Similarly easy was a soup of pork shoulder and white beans called Jota Triestina, elevated with zing from the aforementioned pickled turnips. And don’t skip the recipe for pasta with prosciutto chunks, cream, and poppy seeds, which is draped in thin slices of prosciutto; it’s a dazzler, with a rich, salty funk that goes well with a big, acidic, and blessedly unoaked bottle of Friulian producer Edi Keber’s Collio Bianco.

Not every recipe made the tricky transition from restaurant execution to home kitchen reality. The batter of a polenta cake made with hazelnut meal, lemon peel, and rosemary struck me as too scant for the called-for pan and indeed produced a much thinner result than in the photo. I tried the cake again in a smaller, square pan: Bingo. A beef ragu made with three quarts of stock and one-and-a-half cups of red wine wouldn’t reduce to a syrupy state in two hours on low as indicated, and in any case, the dish called for two tablespoons of salt for six eaters—more salt than I need unless I have sweated on my Seven bike over half of the Julian Alps. Friuli is one of those books that an experienced home cook will read with his or her note-to-self editing function turned on.

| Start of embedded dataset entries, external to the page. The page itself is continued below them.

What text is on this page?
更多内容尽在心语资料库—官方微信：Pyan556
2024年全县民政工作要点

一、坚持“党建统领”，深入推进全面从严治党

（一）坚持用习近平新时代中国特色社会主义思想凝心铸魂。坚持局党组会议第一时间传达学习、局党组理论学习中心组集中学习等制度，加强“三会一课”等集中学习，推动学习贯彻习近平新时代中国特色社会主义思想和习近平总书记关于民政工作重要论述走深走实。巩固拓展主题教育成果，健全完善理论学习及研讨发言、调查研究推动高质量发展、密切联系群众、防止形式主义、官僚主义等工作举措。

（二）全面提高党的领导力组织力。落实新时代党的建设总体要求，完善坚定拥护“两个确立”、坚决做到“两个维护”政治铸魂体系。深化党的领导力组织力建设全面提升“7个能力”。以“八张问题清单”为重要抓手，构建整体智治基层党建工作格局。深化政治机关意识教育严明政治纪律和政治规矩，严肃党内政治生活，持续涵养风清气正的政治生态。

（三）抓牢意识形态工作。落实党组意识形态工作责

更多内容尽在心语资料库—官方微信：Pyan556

Those were bumps on the journey, though, rather than wipeouts, in a book that widens horizons. I will happily continue to cook from Friuli, rather than shelve it in the Admired and Unused section. Then, once the plague is suppressed, I will book a flight to the source of all this inspiration. Friuli Food and Wine does what the best of such cookbooks do: It revives your travel bug even as you get out your pots and pans.